NCSE report - education of deaf and hard of hearing children
A new policy advice paper on the Education of Deaf and hard of hearing children has been published by the National Council for Special Education. This is a very comprehensive report and well worth reading.
On www.irishdeafkids.ie they say according to the NCSE presentation the current challenges are:
How best to support deaf/hard of hearing children to learn language at an early age? How best to inform parents about communication and education options? What professional development should be provided for teachers? What supports should be in place in schools? What health and education services are needed for deaf/hard of hearing children?
The new policy paper confirms the need to provide early identification and intervention for deaf children; to provide for interaction with hearing peers; to facilitate CPD for teachers and to equip classrooms with technology. To read the report in full, go to www.ncse.ie/uploads/1/DeafEducationReport.pdf.
If you couldn’t make it to the Deafhood workshops this month- there is good news more workshops will be run in March. They will be held in the Dublin Deaf Assoc. on weekends of 3rd/4th and 10th/11th of March.
The cost of the 4 days workshop is €150 and this is non refundable. These workshops have been highly popular and you will need to reserve a place and pay before the deadline on the 24th of Feb.
The organisers of the event are Lianne Quigley and Lorraine Creed and they will accept payment by cash, cheque, postal order or laser. Alternatively, you can send your payment to: The Irish Deaf Society, 30 Blessington Street, Dublin 7 (make sure to say the payment is for the Deafhood 7 workshops).

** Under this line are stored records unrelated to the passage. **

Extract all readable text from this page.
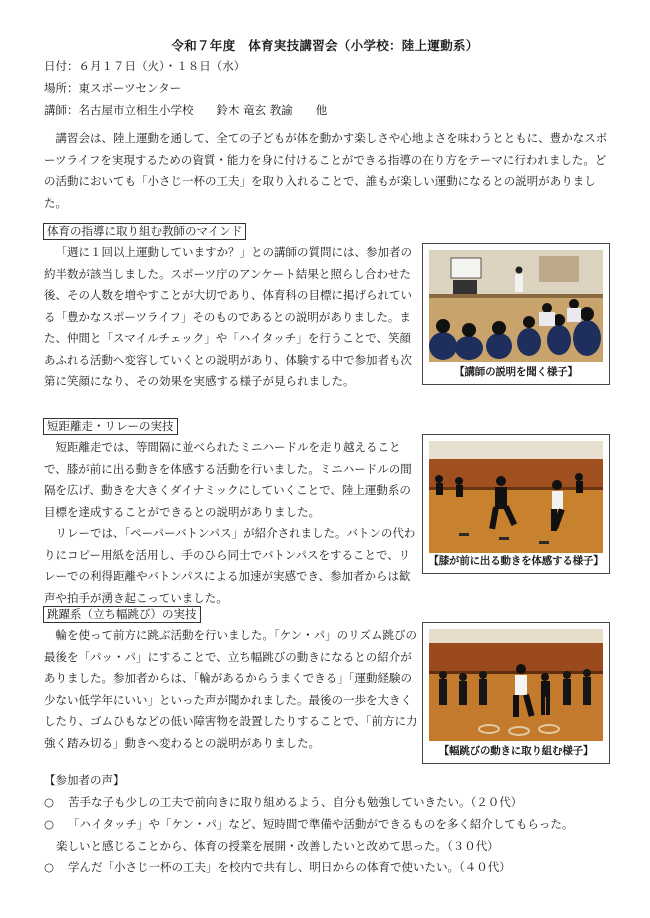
令和７年度　体育実技講習会（小学校：陸上運動系）
日付：６月１７日（火）・１８日（水）
場所：東スポーツセンター
講師：名古屋市立相生小学校　　鈴木 竜玄 教諭　　他

講習会は、陸上運動を通して、全ての子どもが体を動かす楽しさや心地よさを味わうとともに、豊かなスポーツライフを実現するための資質・能力を身に付けることができる指導の在り方をテーマに行われました。どの活動においても「小さじ一杯の工夫」を取り入れることで、誰もが楽しい運動になるとの説明がありました。

体育の指導に取り組む教師のマインド

「週に１回以上運動していますか？」との講師の質問には、参加者の約半数が該当しました。スポーツ庁のアンケート結果と照らし合わせた後、その人数を増やすことが大切であり、体育科の目標に掲げられている「豊かなスポーツライフ」そのものであるとの説明がありました。また、仲間と「スマイルチェック」や「ハイタッチ」を行うことで、笑顔あふれる活動へ変容していくとの説明があり、体験する中で参加者も次第に笑顔になり、その効果を実感する様子が見られました。

【講師の説明を聞く様子】
短距離走・リレーの実技

短距離走では、等間隔に並べられたミニハードルを走り越えることで、膝が前に出る動きを体感する活動を行いました。ミニハードルの間隔を広げ、動きを大きくダイナミックにしていくことで、陸上運動系の目標を達成することができるとの説明がありました。

リレーでは、「ペーパーバトンパス」が紹介されました。バトンの代わりにコピー用紙を活用し、手のひら同士でバトンパスをすることで、リレーでの利得距離やバトンパスによる加速が実感でき、参加者からは歓声や拍手が湧き起こっていました。

【膝が前に出る動きを体感する様子】
跳躍系（立ち幅跳び）の実技

輪を使って前方に跳ぶ活動を行いました。「ケン・パ」のリズム跳びの最後を「パッ・パ」にすることで、立ち幅跳びの動きになるとの紹介がありました。参加者からは、「輪があるからうまくできる」「運動経験の少ない低学年にいい」といった声が聞かれました。最後の一歩を大きくしたり、ゴムひもなどの低い障害物を設置したりすることで、「前方に力強く踏み切る」動きへ変わるとの説明がありました。

【幅跳びの動きに取り組む様子】
【参加者の声】
○ 苦手な子も少しの工夫で前向きに取り組めるよう、自分も勉強していきたい。（２０代）
○ 「ハイタッチ」や「ケン・パ」など、短時間で準備や活動ができるものを多く紹介してもらった。
楽しいと感じることから、体育の授業を展開・改善したいと改めて思った。（３０代）
○ 学んだ「小さじ一杯の工夫」を校内で共有し、明日からの体育で使いたい。（４０代）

Further information is available by email at firstname.lastname@example.org.
Hands On - last programme of the series
Hands On, the programme of interest to those of us in the Deaf community came to an end for this series on Sunday. The programmes have been hugely informative and entertaining. We would like to thank the Production team for their hard work this series. We are grateful to them for mentioning our service a number of times during the series - thank you.
If you missed any of their recent programmes, go to www.rte.ie/player/# and search for HANDS ON. Look forward to seeing the new series later in the year.